Judge Chucks Protective Order for Halliburton

     WASHINGTON (CN) – A federal judge threw out protective orders shielding Halliburton from disclosing information about its operations as it faces claims that it overcharged the U.S. military.
     Henry Barko sued the oil giant and its former subsidiary, KBR, previously known as Kellogg Brown & Root, in 2005 on behalf of the government.
     After administering contracts for KBR for a year, Barko allegedly learned that the companies were inflating the construction costs of laundry rooms in at least three U.S. military bases in Iraq.
     KBR’s subcontractors, Daoud & Partners and Eamar, are also named as defendants.
     As the False Claims Act case proceeded to limited discovery in 2010, U.S. District Judge Emmet Sullivan agreed to give the contractors a protective order covering documents that could disclose trade secrets.
     U.S. District Court Judge James Gwin, who took over the Washington, D.C., case by designation from his court in Cleveland, vacated that protective order Monday.
     “A court must tailor a protective order so that it restricts access no more than necessary,” Gwin wrote.
     “Here, the parties have failed to show that disclosure of particular information would cause serious harm,” he added.
     Though courts can limit public disclosure of information that is trade secret, Gwin noted that “the showing required to seal documents is great and approval for sealing documents will seldom be given.”
     “A party’s belief is not enough to show that public disclosure of any information might cause serious harm,” he added. “Nor is the protective order sufficiently narrow when any party can restrict any document.”

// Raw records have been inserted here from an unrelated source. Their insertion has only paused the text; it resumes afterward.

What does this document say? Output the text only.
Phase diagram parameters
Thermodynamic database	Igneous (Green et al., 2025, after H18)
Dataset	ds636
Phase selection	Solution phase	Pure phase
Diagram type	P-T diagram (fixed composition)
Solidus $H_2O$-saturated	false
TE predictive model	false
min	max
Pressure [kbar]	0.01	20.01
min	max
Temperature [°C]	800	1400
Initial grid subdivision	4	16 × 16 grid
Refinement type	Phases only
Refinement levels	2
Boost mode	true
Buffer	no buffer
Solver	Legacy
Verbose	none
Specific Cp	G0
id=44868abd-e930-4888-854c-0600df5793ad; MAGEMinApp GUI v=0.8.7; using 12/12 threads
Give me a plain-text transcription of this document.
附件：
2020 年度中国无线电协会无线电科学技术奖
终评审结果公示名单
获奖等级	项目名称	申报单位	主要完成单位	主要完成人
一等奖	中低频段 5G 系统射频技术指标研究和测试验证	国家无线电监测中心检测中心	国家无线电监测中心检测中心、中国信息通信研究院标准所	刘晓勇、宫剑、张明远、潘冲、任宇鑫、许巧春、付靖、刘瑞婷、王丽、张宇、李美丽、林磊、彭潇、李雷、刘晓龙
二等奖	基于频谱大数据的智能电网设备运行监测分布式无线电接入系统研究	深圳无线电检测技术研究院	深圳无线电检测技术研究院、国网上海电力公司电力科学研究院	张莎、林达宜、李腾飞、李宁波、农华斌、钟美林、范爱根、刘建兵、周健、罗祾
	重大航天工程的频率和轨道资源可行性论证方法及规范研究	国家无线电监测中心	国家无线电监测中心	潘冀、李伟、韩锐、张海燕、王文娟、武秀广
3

     In the same opinion, Gwin refused to dismiss the claims against KBR, Halliburton and Daoud.
     “Although KBR attempts to put a more positive spin on the allegations, Barko gives sufficient facts to survive a motion to dismiss,” Gwin wrote. “Because his claims are plausible, they will not be dismissed.”
     Barko claims that the contract structure gives KBR incentives to increase the cost of operations “because the contract provides KBR with an award of 3 percent of all costs.” He also says that KBR manipulated the process to ensure that Daoud “was either the only bidder or the lowest bidder on numerous projects.”
     Barko also provided a detailed accounting to change orders that increased the value of the contracts.